While you have also suggested that the activities of the Task Force will be in the public interest assuming its activities are limited to analyzing redistricting plans and preparing constitutionally acceptable alternatives, the Office cannot agree. While any redistricting plan must, as you say, be legal or illegal, plans can still be partisan. "The reality is that districting inevitably has and is intended to have substantial political consequences." Davis v. Bandemer, 478 US 109,129 (1986). Indeed, in Davis, the plurality opinion noted that many of the holdings in various redistricting cases:
[R]est on a conviction that the mere fact that a particular apportionment scheme makes it more difficult for a particular group in a particular district to elect the representatives of its choice does not render that scheme constitutionally infirm. Davis, supra at 131.
From the above discussion as well as the Supreme Court's discussion in Davis, supra at 128-133 (See also Gaffney v.
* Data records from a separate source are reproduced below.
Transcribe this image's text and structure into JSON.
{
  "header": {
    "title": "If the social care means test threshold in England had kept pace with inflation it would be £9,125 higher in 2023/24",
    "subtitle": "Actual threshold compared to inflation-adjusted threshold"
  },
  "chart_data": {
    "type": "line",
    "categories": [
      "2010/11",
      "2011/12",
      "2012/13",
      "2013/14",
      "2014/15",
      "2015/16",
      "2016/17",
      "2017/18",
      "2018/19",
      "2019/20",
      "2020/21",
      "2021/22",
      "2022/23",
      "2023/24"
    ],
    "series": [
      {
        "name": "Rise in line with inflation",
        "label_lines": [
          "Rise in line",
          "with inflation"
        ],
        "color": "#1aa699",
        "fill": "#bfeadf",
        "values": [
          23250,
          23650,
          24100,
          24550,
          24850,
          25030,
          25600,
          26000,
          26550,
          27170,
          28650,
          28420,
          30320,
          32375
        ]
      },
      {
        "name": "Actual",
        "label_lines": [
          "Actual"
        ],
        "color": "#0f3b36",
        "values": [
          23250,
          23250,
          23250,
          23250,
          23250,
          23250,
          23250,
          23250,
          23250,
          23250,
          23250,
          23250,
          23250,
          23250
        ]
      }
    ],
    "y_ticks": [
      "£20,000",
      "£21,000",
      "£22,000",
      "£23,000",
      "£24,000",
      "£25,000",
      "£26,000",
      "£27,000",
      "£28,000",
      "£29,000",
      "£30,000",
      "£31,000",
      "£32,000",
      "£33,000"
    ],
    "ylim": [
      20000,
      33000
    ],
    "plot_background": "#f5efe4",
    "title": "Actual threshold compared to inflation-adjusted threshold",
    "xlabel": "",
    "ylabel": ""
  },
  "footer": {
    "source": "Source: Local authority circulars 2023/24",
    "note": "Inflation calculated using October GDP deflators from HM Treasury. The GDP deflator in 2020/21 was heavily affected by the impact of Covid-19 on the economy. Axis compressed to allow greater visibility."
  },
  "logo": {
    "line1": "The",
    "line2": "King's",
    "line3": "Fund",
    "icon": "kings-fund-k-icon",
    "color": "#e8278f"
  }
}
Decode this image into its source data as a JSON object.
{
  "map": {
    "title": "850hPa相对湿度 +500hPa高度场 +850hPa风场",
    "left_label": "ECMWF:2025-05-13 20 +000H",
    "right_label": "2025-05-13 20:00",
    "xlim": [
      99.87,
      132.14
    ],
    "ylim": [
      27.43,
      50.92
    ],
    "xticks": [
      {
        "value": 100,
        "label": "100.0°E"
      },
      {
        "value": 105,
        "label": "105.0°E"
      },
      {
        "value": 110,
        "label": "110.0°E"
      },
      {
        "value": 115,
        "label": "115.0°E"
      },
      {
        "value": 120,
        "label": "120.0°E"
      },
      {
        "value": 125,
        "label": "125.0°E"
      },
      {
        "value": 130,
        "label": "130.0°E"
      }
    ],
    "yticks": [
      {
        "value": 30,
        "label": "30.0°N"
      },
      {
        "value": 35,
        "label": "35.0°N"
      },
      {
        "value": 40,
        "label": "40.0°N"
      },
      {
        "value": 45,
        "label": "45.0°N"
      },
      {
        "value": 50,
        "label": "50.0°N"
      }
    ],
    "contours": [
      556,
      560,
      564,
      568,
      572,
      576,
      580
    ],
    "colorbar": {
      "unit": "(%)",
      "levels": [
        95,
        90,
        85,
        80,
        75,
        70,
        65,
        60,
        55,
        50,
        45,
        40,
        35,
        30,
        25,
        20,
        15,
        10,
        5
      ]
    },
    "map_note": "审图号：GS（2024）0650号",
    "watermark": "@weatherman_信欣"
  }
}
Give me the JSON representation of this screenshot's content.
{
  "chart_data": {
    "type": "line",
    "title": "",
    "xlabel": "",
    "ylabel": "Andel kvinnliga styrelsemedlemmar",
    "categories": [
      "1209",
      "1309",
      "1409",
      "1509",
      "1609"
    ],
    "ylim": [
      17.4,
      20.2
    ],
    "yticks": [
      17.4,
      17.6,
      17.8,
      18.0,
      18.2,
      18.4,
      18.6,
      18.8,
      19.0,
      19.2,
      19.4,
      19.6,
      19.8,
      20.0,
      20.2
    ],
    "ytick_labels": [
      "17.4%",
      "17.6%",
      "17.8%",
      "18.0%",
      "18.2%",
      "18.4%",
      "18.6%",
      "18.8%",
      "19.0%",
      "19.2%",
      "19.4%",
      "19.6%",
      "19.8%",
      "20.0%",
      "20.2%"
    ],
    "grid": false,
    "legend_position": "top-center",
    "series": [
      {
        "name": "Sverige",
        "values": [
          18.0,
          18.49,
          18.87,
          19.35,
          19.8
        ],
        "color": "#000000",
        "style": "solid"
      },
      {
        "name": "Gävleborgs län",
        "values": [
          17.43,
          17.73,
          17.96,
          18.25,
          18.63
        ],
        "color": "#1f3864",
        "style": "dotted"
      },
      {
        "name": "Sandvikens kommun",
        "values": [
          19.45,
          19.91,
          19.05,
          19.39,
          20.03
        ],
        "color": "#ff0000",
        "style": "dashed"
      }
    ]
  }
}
Cummings, 412 US 735, 749-754), it is clear that redistricting plans may within certain limits favor one group or party over another, and still meet constitutional requirements. Therefore, even though any redistricting plan that the Task Force may offer to the Federal Courts must meet constitutional standards, it may also be designed to help the Republican Party. Indeed, given the described purpose of the Task Force, one would have to conclude that any redistricting plan submitted by the Task Force in a court proceeding would inevitably be designed to help or aid the Republican Party to the extent possible within constitutional limits. Even if the Task Force's only purpose and expenditures were limited to litigation activities, contributions from business corporations would be supporting the Republican Party.
For the reasons set forth above, it is the opinion of this Office that M.G.L. c.55, s.8 prohibits corporations from making contributions to the Republican Redistricting Task Force. Therefore, the conclusion set forth in Part 3 of AO-89-27 stands unchanged.
This opinion has been rendered solely in the context of M.G.L. c.55 and has been based on the representations in your letter, telephone conversations with the Office's General Counsel and other documentary information or correspondence received by the Office relative to this matter.
Should you have additional questions, please do not hesitate to contact this Office.